中部電力はイオンと卒FITの再生エネを活用する新サービスで基本合意した(11月12日の記者発表会)

 中部電力とイオンは、再生可能エネルギーを活用した新サービス提供で基本合意した。2019年11月に固定価格買い取りが順次終了する家庭での太陽光発電の余剰電力を、中部電が引き取ってイオン店舗へ提供するほか、取引量に応じてイオンの電子マネー「ワオン」のポイントを提供する。

 同サービスは19年11月に中部地区で始める。中部地区で19年度に固定価格買い取り終了するのは約10万件の見込み。中部電は付加価値のあるサービスで買い取り終了する顧客との取引につなげる。
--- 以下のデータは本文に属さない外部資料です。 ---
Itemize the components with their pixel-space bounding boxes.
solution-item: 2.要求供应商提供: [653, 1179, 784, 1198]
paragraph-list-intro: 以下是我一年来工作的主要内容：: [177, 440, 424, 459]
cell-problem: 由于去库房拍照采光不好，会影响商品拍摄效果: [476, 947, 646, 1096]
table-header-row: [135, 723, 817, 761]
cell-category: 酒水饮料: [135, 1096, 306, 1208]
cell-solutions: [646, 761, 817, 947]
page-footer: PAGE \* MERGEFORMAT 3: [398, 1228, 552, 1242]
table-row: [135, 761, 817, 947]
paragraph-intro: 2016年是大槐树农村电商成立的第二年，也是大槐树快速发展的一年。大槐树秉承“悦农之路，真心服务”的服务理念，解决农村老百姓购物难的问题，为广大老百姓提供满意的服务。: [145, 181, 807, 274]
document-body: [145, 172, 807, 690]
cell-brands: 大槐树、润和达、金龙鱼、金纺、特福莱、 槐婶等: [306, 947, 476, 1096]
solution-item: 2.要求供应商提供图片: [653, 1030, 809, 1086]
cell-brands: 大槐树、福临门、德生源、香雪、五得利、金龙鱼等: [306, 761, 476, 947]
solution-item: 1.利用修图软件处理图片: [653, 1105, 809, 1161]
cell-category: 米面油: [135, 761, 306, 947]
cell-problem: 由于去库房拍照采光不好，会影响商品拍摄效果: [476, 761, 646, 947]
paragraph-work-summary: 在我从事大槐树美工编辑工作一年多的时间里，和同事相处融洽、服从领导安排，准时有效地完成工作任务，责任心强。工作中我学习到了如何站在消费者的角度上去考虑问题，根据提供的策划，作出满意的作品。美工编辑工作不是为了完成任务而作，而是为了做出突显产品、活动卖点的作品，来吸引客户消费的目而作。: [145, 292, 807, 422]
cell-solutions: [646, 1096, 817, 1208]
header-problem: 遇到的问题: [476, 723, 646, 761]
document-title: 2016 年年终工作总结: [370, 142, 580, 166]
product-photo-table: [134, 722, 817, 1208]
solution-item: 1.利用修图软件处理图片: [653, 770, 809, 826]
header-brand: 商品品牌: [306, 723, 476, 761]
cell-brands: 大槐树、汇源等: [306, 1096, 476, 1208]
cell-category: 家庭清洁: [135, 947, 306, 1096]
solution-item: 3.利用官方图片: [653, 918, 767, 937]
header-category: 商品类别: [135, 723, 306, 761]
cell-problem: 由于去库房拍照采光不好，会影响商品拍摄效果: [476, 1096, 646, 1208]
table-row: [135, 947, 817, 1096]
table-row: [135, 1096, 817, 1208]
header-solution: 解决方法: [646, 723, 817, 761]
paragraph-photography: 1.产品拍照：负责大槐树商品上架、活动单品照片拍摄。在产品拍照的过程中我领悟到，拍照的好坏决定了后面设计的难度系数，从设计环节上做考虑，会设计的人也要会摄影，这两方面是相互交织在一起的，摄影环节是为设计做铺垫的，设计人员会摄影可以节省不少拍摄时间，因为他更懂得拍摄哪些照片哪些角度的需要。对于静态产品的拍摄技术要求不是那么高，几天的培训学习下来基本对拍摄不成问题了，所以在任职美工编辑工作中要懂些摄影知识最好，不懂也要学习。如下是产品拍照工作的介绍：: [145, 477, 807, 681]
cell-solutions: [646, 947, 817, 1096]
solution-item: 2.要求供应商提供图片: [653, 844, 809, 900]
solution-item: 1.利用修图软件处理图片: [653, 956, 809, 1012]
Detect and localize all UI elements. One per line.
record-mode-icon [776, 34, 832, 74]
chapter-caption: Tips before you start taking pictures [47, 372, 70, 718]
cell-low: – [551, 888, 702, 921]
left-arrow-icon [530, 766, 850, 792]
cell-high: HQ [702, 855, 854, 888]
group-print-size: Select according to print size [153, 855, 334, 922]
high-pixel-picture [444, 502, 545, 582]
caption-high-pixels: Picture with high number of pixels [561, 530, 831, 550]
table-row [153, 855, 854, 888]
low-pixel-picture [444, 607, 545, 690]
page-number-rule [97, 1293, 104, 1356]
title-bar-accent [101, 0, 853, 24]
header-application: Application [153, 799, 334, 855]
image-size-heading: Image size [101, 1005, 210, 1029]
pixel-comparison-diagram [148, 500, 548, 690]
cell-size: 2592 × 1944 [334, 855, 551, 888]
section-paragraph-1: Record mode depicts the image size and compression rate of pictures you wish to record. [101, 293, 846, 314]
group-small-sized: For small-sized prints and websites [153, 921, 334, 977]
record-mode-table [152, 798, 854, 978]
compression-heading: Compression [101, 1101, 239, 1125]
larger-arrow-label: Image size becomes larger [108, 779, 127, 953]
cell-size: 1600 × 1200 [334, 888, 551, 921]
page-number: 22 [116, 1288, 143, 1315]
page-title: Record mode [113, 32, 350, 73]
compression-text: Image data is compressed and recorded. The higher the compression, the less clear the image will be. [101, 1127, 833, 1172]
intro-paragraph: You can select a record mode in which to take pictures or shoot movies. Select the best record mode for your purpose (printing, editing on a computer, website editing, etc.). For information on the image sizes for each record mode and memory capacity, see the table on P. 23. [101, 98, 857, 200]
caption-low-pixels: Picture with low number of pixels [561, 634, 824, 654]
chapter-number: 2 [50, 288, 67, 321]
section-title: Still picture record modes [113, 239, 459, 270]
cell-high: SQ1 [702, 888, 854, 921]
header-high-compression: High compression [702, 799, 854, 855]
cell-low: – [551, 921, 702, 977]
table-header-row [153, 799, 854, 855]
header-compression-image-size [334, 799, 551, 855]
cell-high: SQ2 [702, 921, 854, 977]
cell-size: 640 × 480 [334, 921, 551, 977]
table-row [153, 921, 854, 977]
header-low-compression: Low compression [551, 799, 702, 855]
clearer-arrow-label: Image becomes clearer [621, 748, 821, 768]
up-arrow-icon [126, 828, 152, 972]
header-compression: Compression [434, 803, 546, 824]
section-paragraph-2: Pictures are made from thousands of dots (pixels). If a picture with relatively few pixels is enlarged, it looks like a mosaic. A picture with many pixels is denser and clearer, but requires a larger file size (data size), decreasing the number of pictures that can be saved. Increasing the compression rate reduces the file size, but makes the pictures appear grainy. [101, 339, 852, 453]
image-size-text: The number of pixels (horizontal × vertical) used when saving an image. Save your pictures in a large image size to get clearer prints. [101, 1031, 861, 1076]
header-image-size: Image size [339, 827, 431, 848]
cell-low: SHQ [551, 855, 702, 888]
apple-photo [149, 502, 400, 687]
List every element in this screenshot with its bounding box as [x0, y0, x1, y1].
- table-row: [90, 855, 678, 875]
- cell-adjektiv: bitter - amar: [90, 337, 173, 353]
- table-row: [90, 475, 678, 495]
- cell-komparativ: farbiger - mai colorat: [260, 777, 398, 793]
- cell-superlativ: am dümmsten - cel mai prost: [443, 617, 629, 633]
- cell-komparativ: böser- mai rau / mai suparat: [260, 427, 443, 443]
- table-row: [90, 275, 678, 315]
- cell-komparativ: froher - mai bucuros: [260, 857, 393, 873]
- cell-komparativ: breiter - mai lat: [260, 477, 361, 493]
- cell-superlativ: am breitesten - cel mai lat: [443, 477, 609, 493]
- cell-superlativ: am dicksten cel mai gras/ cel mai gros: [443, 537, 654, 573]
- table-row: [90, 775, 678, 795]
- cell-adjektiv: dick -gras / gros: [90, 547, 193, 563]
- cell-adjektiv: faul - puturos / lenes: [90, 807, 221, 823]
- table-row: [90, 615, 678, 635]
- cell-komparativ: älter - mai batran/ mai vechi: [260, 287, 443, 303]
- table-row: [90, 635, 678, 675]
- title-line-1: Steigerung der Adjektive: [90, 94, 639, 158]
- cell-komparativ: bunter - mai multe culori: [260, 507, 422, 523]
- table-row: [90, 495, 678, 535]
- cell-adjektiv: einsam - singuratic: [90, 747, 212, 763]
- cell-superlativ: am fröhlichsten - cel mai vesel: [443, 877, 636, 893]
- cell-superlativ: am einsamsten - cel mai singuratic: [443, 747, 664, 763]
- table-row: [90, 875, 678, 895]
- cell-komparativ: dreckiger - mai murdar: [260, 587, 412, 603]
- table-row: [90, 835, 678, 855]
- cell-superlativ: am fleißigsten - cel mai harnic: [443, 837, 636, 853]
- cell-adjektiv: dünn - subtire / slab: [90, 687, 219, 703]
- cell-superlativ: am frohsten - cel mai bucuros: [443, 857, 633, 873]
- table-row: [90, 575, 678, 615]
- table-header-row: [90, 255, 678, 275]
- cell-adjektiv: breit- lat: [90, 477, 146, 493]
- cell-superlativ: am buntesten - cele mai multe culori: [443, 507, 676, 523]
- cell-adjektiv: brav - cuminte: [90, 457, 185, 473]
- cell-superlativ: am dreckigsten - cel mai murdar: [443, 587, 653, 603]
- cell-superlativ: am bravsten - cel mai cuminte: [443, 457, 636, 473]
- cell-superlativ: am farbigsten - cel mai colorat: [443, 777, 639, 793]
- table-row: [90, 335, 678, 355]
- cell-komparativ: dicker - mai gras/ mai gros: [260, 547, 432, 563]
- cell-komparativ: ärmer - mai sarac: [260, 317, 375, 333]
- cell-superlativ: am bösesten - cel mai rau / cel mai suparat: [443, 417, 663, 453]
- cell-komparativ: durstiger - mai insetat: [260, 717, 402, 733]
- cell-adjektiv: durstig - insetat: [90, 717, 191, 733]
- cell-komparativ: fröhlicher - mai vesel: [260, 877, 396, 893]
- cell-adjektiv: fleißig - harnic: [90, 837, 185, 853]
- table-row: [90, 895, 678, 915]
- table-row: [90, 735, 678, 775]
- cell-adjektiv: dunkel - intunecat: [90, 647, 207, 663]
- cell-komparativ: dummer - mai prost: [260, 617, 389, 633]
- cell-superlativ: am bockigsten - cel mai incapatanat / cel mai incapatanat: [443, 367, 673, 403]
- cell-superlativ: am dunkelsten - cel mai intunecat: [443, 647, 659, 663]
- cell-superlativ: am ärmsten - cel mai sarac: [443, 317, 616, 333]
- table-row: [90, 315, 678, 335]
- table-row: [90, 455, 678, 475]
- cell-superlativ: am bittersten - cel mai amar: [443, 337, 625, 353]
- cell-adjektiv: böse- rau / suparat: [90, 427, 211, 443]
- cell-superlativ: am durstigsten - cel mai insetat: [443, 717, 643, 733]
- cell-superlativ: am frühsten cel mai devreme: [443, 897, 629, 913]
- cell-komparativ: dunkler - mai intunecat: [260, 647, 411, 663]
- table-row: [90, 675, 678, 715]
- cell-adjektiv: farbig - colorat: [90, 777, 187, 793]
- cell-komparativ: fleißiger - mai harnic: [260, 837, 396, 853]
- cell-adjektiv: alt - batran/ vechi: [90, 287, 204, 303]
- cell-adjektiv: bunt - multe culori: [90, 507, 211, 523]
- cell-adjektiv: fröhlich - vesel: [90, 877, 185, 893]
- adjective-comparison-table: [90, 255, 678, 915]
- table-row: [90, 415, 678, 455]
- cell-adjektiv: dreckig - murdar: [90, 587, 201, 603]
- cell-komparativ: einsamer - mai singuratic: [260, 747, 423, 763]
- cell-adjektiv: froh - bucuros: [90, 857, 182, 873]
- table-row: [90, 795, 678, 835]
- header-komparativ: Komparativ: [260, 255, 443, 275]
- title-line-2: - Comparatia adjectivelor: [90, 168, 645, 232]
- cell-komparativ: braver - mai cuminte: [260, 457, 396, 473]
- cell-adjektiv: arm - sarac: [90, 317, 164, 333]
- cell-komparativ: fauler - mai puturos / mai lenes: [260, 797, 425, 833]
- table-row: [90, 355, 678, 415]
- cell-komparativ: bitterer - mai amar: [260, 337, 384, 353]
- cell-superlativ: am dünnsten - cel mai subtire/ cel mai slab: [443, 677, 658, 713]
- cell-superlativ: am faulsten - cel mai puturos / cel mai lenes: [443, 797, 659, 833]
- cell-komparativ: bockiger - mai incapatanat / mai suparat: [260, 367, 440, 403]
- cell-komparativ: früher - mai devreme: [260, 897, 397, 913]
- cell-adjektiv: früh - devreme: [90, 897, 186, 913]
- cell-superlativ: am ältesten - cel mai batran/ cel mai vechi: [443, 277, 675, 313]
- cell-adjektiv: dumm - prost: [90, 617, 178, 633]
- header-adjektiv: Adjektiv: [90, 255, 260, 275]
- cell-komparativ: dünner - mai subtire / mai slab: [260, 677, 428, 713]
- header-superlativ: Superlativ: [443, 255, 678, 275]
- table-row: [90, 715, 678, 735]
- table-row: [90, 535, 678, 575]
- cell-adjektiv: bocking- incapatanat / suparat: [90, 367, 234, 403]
 イオンはワオンポイントのほか、省エネ家電の買い替え用クーポン提供やイオン銀行のリフォームローンでの金利優遇も行う。イオンは50年までに店舗で排出する二酸化炭素(CO2)排出量を総量ゼロにする目標を掲げている。今回のサービスをCO2排出量削減に活用する。
日刊工業新聞2018年11月13日
江原央樹
江原央樹 Ehara Hiroki 日本能率協会コンサルティング
2009年から開始された再生可能エネルギーの余剰買取制度により導入された10kW以下の家庭用太陽光発電設備の発電電力について10年間の買取期間満了により2019年からその行き先が多様化する。大きく対応は二つに分かれる。一つは、各家庭が、電力小売事業者と個別の電力供給契約を結び卸売をする電力販売のケース。電力を売るという意味ではこれまでとあまり変わらないが、買取価格や供給条件等が小売事業者によって異なり選択肢が増える。ただし、余剰買取制度ほどの高値では買い取ってもらえない可能性が高い。 また、もう一つの対応は、電力を販売するのではなく自宅で使い切る、自家消費に切り替えるケース。この場合、太陽光発電は、電力消費が比較的少ない昼間に発電量が多くなることから、消費量の多い夜や朝に利用できるよう蓄電システムの導入や自家消費用の電気工事等が必要になる。しかし、災害時のエネルギーの確保や環境保全への貢献といったメリットもあり、売電から自家消費への動きも今後増えてきそうだ。そのような見通しの中、今回の中部電力とイオンのように、電気小売事業者と異業種の事業者とのコラボレーションによるエネルギー以外の購買行動につながる新しいポイント、クーポン、金利優遇等のサービスの提供は、電力販売ケースの選択肢として有力であり、購買行動以外にも各家庭のライフスタイルや嗜好に沿った多様なソリューションサービスの商品化の可能性を感じさせるものである。